Taking It with You
October 31, 2023
“So we fix our eyes not on what is seen, but on what is unseen, since what is seen is temporary, but what is unseen is eternal” (2 Corinthians 4:18, NIV).
She’s had two cancers and is free from both now. She moved to be near her daughter, but her daughter has rejected her. “I have to love her from a distance. She got a new job and bought a Range Rover. Now she acts like I never loved her. She don’t know that you can’t take nuthin’ but your good works with you when you die.”
The real question is not what we can hold on to when we die, but how does the awareness of eventual death transform our lives while we live?
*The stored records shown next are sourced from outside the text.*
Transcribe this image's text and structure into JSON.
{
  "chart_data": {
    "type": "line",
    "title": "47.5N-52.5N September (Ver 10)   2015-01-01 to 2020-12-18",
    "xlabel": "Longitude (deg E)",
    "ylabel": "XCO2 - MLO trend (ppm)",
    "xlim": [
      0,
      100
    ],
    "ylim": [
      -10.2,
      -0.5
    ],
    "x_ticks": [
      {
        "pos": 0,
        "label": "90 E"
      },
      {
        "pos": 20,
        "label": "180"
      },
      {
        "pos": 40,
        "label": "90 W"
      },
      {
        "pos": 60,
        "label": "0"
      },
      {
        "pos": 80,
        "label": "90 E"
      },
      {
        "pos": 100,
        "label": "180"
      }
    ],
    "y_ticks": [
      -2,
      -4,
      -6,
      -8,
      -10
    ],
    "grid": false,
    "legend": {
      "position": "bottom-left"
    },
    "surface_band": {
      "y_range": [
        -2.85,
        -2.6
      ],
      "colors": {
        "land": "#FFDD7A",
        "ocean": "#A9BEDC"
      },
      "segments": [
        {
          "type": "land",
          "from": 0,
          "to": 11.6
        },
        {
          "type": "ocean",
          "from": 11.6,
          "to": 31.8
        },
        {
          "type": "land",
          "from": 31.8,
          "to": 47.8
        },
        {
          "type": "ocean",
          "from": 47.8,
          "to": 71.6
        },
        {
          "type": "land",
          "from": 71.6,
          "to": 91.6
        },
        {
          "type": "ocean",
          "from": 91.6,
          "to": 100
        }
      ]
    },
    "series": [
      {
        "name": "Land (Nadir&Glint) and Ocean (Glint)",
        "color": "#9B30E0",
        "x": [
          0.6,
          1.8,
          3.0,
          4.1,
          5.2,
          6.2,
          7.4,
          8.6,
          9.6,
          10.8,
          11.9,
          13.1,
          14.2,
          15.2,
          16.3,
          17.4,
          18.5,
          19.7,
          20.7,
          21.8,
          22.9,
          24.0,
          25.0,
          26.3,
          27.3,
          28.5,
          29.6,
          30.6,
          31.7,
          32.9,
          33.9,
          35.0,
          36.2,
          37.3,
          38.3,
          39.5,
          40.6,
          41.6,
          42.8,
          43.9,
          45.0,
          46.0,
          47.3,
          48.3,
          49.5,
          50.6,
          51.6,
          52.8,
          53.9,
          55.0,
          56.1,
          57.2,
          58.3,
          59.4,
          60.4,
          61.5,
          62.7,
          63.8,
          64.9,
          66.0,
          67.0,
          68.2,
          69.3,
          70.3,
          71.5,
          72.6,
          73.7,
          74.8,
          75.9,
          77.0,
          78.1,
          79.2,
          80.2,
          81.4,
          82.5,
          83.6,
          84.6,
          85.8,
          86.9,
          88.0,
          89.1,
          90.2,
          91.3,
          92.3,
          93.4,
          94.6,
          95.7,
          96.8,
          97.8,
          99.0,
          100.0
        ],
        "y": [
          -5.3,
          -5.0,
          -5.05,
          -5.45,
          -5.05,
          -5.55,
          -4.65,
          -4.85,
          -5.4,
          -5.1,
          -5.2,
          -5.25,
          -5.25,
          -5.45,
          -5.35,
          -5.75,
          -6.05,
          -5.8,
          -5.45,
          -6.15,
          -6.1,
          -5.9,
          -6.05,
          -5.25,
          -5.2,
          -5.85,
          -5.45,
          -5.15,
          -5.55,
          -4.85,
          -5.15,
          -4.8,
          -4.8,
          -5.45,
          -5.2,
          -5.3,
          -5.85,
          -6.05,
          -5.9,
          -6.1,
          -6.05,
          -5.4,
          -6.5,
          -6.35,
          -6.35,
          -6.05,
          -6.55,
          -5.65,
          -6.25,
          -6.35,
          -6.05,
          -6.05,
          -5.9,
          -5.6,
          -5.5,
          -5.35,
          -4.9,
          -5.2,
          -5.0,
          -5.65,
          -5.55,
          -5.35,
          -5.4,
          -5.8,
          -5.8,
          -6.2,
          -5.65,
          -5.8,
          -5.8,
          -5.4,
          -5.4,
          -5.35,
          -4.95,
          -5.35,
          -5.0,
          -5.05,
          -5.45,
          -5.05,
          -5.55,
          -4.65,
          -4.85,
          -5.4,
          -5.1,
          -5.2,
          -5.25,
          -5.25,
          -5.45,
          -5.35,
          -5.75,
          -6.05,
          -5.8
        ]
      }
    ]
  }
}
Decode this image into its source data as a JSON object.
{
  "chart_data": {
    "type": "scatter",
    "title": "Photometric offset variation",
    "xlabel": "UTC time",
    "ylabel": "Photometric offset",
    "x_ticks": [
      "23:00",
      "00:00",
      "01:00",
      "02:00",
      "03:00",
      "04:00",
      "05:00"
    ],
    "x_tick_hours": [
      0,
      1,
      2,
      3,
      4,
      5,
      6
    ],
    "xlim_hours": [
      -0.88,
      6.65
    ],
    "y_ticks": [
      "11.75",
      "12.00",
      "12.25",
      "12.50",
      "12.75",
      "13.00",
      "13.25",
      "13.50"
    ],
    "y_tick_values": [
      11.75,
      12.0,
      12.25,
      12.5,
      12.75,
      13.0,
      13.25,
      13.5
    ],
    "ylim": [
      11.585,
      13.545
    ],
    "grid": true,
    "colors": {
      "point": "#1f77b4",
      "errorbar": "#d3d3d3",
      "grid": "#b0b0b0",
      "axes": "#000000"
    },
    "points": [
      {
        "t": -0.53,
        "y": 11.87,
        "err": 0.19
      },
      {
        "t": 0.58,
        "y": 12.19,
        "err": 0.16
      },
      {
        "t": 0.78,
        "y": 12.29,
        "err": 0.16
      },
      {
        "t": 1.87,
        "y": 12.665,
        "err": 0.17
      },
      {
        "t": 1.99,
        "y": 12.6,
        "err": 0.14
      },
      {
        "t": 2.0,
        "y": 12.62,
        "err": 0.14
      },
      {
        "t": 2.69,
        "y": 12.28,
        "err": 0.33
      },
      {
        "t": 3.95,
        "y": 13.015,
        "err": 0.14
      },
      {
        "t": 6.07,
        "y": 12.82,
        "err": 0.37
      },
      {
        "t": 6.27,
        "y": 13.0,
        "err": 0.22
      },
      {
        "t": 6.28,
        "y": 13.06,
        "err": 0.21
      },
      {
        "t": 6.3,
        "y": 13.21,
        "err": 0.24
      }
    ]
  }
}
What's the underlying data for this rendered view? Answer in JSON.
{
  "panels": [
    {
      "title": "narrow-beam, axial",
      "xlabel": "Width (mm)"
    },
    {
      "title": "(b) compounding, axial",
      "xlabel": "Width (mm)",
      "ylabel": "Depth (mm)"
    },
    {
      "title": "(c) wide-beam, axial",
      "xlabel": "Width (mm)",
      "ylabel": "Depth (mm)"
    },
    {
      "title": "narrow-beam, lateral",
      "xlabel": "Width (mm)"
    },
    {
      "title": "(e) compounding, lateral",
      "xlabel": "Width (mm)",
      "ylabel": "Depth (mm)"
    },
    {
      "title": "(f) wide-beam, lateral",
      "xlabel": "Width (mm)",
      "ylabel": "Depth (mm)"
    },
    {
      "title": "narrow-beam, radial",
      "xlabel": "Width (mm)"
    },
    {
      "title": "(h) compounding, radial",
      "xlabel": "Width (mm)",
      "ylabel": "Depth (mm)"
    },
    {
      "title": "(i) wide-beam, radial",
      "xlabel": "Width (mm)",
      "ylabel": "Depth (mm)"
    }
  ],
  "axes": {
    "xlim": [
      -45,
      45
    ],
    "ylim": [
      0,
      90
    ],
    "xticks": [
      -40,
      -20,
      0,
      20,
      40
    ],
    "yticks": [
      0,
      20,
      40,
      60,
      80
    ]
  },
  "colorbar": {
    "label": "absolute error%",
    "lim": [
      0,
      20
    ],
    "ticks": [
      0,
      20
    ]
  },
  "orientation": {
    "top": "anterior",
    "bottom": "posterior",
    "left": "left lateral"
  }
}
“What can I take with me when I die?” has less to do with what I will enjoy in heaven (like the knight who is buried with his favorite horse) than it does with “How should that side of Glory effect the way I live on this side of Glory?”
It’s all about relationships. That’s why we were created; that’s what follows us to heaven—relationships with those we love, relationships with those who need God’s love and relationships with our God who is love. Heaven actually begins on earth if we focus our time and energy toward the truth that thoughts of eternity seek to teach us. And yet, many of us fail to learn the lesson.
When thinking of eternity, the questions should come:
Am I focusing my time, money and energy on loving people, seeking their salvation and loving God? Or am I settling for shallow, temporal things instead?
Is there an area of my life where I can withdraw time and energy from my TSA (Transient, Shallow Account), and place it within my NEDA (Never-Ending, Deep Account)?
Such transfer of personal value may require life change: more time and energy with each patient, more with family, more with Christ followers, more with those who suffer, more with those who do not know our Lord, more in personal devotion—and less time, less energy devoted to personal pleasures and self-fulfillment. Such a transfer will move that which we value from a savings account to a checking account.
Oswald Chambers said, “The characteristic of the Son of God is not self-realization, but self-expenditure.”
It is not an easy transfer, but it is our chance to work out our salvation with fear and trembling (Philippians 2:12)—work out that which He has placed within us through His power, not ours. It is our chance to take up his cross and follow (Mark 8:34), our chance to let the truth of heaven infect our lives today.
Let the truth of your cross and the truth of eternity change the way I relate to people tomorrow.